5. La vue d’ensemble est oubliée

Comme l’indique l’économiste Jim Stanford du Centre for Future Work, il ne s’agit pas d’un « budget fédéral ordinaire ». Le moment est venu de défendre ce qui fait la force et l’indépendance du Canada, et non de le démanteler.

Les fonctionnaires constituent la première ligne de défense du Canada contre les risques : ils et elles traquent les incendies de forêt, veillent à la sécurité des aliments et des médicaments, protègent nos systèmes numériques et assurent la stabilité de l’économie en cas de crise. Investir en leur faveur, c’est investir dans un Canada plus sûr et plus autonome.
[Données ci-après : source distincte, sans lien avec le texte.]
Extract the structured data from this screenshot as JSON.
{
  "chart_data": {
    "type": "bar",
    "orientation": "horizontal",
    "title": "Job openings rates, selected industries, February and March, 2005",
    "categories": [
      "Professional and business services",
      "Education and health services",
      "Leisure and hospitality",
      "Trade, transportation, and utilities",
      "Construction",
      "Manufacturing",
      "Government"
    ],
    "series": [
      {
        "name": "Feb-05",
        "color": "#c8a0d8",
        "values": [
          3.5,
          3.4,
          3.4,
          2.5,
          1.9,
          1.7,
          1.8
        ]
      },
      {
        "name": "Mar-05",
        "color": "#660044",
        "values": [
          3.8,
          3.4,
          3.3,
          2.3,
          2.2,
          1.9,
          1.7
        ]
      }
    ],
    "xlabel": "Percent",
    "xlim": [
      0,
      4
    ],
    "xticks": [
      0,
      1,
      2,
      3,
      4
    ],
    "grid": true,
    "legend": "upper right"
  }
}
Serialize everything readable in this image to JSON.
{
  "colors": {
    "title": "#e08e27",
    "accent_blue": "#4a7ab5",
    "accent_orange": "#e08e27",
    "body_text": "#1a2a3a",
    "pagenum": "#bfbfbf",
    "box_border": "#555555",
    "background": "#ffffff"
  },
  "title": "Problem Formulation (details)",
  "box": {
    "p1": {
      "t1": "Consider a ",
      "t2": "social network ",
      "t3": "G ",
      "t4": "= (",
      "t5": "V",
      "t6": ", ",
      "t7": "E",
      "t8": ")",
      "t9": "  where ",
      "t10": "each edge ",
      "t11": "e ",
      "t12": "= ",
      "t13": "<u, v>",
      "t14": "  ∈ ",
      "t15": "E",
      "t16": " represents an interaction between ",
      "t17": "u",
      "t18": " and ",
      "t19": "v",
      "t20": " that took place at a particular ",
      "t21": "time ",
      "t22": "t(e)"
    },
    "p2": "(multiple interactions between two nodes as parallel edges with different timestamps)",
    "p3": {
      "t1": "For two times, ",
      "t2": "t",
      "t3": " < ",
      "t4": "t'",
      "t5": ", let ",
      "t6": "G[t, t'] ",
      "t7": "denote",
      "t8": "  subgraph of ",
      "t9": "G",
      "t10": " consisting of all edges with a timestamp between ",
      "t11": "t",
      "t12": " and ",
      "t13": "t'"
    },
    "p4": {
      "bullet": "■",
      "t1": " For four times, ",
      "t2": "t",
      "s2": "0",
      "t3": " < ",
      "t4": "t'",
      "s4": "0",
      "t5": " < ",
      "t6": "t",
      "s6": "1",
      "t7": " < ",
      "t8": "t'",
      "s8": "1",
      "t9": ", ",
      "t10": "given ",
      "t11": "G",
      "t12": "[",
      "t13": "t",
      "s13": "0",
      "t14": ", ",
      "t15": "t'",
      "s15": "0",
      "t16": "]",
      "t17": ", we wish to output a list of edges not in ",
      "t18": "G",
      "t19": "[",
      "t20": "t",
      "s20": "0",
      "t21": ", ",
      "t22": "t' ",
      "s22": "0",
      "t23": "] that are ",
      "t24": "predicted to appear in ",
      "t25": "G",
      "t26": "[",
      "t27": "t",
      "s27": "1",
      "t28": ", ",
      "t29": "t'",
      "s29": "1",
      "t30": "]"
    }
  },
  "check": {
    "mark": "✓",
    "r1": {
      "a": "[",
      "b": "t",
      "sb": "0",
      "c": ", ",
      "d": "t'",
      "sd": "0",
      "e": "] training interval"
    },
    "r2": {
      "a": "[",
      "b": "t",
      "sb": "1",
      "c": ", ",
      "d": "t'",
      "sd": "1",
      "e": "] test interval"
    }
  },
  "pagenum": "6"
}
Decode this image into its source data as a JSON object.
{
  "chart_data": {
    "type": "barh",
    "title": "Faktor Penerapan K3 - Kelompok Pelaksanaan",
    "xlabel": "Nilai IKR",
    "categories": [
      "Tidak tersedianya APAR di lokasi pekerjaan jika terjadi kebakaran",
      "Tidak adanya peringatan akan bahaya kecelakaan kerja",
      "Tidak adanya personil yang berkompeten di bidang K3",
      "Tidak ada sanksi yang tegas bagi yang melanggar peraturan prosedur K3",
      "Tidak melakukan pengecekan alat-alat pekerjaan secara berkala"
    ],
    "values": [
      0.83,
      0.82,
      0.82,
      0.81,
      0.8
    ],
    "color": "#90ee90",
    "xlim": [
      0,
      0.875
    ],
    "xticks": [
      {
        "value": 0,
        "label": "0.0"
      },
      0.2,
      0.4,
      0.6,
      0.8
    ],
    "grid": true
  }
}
Ce dont les Canadien·nes ont réellement besoin

  • Renforcer la fonction publique sans compressions importantes
  • Réduire la sous-traitance inutile et reconstruire l’expertise à l’interne
  • Adopter l’IA de manière responsable
  • Réinvestir dans la prise de décision fondée sur des données probantes et dans l’intégrité scientifique
  • Se concentrer sur la résolution de problèmes à long terme, et non sur des solutions à court terme

Les fonctionnaires font partie de la solution : ils savent où des améliorations peuvent être apportées. Ce dont ils et elles ont besoin, c’est d’un soutien pour faire leur travail, et non de slogans sur la nécessité de faire « plus avec moins ».

Les compressions ne renforceront pas la résilience. C’est l’investissement dans la fonction publique qui la renforcera.